キミと桜を両手に持つ
「そう。あのソファーをまたベッドにして横になって映画を見ようか」
「あ、えっと……横になりながら見るんですか……?で、でも私、寝落ちするかも……」
「だったら寝てもいいように初めからブランケットと枕を持ってこようか?その方がくつろげるし」
「……じ、じゃぁ、そうしようかな。あとで自分の枕と上掛けを持って来ますね」
凛桜が頬を赤らめているのを見て、一樹は口元に笑みを浮かべた。今夜も先週と同じように彼女の寝顔を見ながら寝れるのかと思うと嬉しくて仕方ない。
その夜、洋画を見ていると最後の方で凛桜は寝てしまった。穏やかな寝息をたてている彼女にそっと上掛けをかけると、そのあどけない寝顔をじっと見つめる。
先週の歓迎会で、一樹はどうでもいい女性たちに囲まれながら凛桜が来るのをひたすら待っていた。
「一樹さん、もう一杯いかがですか?」
隣では先ほどから高橋さんが馴れ馴れしく一樹の名前を呼んで、飲み物を注いだりや食べ物をよそったりとしてくる。高橋さんは一般的に可愛いと言われる容姿の女の子で、自分が可愛く見えるにはどうしたらいいかよく知っている。
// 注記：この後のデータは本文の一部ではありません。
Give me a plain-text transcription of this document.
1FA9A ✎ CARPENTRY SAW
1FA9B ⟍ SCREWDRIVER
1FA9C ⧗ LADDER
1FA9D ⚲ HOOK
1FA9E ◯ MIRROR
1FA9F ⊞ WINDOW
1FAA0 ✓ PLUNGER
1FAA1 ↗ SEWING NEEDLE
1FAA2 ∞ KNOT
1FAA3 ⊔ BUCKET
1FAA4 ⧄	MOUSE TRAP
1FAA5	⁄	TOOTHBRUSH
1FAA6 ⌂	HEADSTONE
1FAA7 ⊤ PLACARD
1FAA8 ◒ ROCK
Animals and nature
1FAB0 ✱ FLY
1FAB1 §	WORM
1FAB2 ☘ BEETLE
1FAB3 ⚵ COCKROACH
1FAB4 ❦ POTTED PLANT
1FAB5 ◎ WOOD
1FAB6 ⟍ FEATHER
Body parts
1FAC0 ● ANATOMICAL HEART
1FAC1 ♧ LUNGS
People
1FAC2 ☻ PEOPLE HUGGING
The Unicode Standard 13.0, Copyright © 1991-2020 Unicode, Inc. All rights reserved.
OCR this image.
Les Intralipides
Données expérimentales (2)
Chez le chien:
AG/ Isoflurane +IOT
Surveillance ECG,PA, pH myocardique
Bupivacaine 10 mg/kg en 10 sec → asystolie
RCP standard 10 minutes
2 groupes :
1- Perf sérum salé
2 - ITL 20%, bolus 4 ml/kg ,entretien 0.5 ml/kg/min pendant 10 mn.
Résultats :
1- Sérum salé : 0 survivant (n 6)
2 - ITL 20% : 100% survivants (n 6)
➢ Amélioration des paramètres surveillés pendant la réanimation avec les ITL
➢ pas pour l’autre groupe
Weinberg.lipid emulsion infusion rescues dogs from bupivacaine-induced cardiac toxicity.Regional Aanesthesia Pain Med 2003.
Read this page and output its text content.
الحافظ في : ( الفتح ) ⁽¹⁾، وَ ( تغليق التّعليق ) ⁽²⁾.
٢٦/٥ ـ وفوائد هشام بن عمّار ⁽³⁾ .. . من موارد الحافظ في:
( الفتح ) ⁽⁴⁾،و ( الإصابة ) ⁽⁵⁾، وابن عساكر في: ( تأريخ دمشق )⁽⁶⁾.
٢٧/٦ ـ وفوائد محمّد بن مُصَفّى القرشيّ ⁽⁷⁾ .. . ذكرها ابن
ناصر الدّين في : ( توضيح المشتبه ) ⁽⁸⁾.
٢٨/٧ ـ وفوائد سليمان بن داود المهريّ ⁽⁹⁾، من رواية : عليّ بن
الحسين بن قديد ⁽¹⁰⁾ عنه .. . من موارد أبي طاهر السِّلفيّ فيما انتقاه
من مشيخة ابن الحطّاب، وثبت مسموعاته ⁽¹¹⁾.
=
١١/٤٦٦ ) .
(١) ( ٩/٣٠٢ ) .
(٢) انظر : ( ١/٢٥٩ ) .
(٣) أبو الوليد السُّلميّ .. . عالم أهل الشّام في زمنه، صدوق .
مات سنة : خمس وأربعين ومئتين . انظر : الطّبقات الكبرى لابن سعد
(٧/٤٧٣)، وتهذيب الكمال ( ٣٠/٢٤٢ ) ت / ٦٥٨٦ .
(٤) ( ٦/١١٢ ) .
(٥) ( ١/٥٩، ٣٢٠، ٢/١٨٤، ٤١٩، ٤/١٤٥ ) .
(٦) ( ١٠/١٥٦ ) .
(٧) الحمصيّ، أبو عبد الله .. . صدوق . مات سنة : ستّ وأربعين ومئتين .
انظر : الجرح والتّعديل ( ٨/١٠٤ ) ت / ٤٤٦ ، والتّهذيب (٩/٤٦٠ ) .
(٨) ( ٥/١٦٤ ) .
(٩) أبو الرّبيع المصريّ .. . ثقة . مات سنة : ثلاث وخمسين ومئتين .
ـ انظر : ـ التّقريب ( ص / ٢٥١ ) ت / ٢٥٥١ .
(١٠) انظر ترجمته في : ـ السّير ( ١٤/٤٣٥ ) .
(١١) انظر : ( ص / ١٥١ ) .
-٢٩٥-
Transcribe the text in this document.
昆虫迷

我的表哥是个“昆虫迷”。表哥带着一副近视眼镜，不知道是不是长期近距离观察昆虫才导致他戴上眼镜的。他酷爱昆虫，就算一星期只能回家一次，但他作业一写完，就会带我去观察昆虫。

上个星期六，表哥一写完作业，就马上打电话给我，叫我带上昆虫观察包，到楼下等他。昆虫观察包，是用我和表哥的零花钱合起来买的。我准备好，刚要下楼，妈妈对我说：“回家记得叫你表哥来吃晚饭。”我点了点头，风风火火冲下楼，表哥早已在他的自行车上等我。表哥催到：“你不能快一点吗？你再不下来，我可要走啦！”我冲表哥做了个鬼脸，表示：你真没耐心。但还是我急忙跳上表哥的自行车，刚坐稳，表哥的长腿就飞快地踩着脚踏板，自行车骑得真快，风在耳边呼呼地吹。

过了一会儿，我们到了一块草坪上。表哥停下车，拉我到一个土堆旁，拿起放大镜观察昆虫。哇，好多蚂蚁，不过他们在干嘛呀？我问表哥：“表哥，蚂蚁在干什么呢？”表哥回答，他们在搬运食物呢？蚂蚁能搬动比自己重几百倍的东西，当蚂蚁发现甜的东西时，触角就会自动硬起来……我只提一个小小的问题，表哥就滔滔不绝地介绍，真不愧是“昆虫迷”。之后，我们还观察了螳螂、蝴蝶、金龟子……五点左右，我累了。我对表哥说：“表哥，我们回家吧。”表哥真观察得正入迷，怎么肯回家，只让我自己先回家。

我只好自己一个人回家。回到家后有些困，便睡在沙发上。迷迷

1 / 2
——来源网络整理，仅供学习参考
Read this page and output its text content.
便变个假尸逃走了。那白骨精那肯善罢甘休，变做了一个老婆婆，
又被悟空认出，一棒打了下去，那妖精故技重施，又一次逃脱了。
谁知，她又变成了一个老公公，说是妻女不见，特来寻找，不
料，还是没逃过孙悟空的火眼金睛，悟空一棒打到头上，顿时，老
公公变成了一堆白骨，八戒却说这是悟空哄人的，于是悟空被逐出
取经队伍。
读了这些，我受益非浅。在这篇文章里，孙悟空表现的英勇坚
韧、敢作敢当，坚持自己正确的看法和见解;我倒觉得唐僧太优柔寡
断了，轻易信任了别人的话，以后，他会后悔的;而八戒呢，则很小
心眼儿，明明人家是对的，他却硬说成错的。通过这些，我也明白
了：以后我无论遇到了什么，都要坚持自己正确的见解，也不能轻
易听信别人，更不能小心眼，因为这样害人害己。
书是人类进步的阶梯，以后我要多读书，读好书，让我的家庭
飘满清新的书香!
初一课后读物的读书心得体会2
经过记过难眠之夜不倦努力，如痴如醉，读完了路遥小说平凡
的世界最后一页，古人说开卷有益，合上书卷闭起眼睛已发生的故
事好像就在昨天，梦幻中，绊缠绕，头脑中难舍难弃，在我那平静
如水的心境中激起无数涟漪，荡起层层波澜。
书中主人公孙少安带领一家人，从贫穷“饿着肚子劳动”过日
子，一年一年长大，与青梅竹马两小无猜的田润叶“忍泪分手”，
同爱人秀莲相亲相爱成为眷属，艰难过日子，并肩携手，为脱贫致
上目遣いで見つめてきたり、軽くボディータッチをしてきたり、大きく開けたシャツの胸元からはわざとなのかチラチラと下着が見えるように体の向きを変えながら話しかけて来る。一樹は昔からこういうあざとい女が大嫌いだ。
「さっきから時間気にしてるようだけど大丈夫?」
女の子達と楽しそうに盛り上がっていた前田さんが突然声をかけてきた。
「如月さんがなかなか来ないんだ。打ち合わせに行ったんだが、長引いてるのか?」
あの案件は頓挫していてなかなか進んでいない。今日は必ず企画とデザインを通すと言って出て行ったので、もしかすると交渉に長引いているのかもしれない。